Oh, how I enjoyed this my first real meal in the real heart of Africa! The memory of the taste of it lingers on my palate yet, even as I write. Nothing was lacking, nothing was de trop. The caviare was as good as the consommé, and both were perfect. The partridge en casserol was hot, juicy, and tender. The spring lamb with asparagus shoots was a dream. The peach Melba melted in one's mouth. The coffee was as good as any I have tasted in Vienna, which is only another way of saying that it was the very best possible. The wines, like the liqueurs, were just "it." When my host informed me, over our cigarettes, that all the comestibles came out of cans, I simply could not believe it. But it was the truth, of course, nevertheless. Only canned provisions are available in the Togo hinterland, if one excepts chickens and eggs, and an occasional joint of very tough and very insipid beef.

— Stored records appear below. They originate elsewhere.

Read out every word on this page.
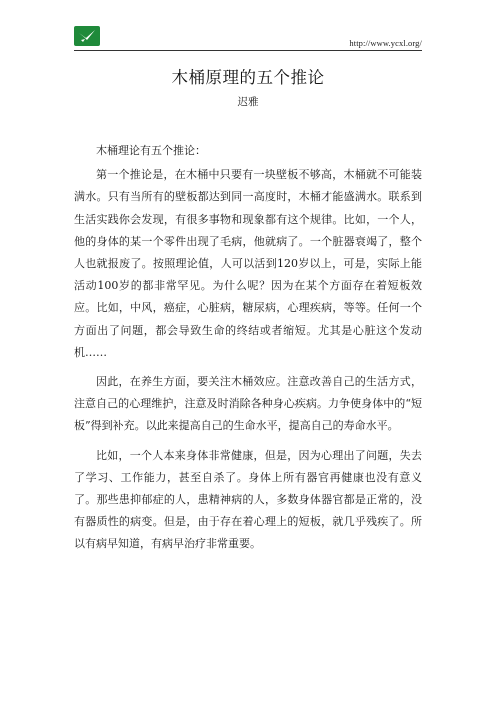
http://www.ycxl.org/
木桶原理的五个推论
迟雅

木桶理论有五个推论：

第一个推论是，在木桶中只要有一块壁板不够高，木桶就不可能装满水。只有当所有的壁板都达到同一高度时，木桶才能盛满水。联系到生活实践你会发现，有很多事物和现象都有这个规律。比如，一个人，他的身体的某一个零件出现了毛病，他就病了。一个脏器衰竭了，整个人也就报废了。按照理论值，人可以活到120岁以上，可是，实际上能活动100岁的都非常罕见。为什么呢？因为在某个方面存在着短板效应。比如，中风，癌症，心脏病，糖尿病，心理疾病，等等。任何一个方面出了问题，都会导致生命的终结或者缩短。尤其是心脏这个发动机……

因此，在养生方面，要关注木桶效应。注意改善自己的生活方式，注意自己的心理维护，注意及时消除各种身心疾病。力争使身体中的“短板”得到补充。以此来提高自己的生命水平，提高自己的寿命水平。

比如，一个人本来身体非常健康，但是，因为心理出了问题，失去了学习、工作能力，甚至自杀了。身体上所有器官再健康也没有意义了。那些患抑郁症的人，患精神病的人，多数身体器官都是正常的，没有器质性的病变。但是，由于存在着心理上的短板，就几乎残疾了。所以有病早知道，有病早治疗非常重要。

After dinner, however, came my first real African ordeal. Wishful to do honour to our genial host, I had donned one of my prettiest low-necked frocks, and the mosquitoes took a mean and dastardly advantage of my innocent inexperience. The baron and Major Schomburgk swathed me from head to foot in blankets and tablecloths, so that I looked like an Egyptian mummy. Nevertheless, ere bedtime, I grew unbeautifully speckled, and very, very lumpy.
I had almost forgotten to record that the dinner was served in an open thatched house, like my own, but somewhat larger, so that the insects had free access everywhere. The light came from one of Baron Codelli's acetylene motor-bike lamps, placed at some distance from the table. A lamp placed anywhere on, or near the table, attracts insects in such countless myriads as to render eating and drinking almost out of the question.
I slept fairly well through my first night in the African bush, having previously learnt to lie perfectly straight and still on the narrow camp bedsteads that are everywhere in vogue in Togo. If one wriggles about under one's mosquito-net, or throws one's arms about, the bloodthirsty little brutes are sure to get at one, and then woe betide the sleeper. He, or she, becomes the sleeper awakened with a vengeance.
On rising at sunrise, I asked quite innocently for my bath. My native boy grinned; and pointed to a bucket hanging from the top of a tall pole in the open compound fronting my hut. At the same time he explained by gestures that by pulling out, by means of a cord that was attached to it, the bung in the bottom, I could manage to obtain a very good imitation of a genuine shower-bath.
Nobody seemed to think that there was anything amiss in the publicity that must of necessity have attached to the proposed performance, but I was of a different opinion. I shirked my bath for that one morning, and during the afternoon my boy, acting on my instructions, built a wattle screen round the compound.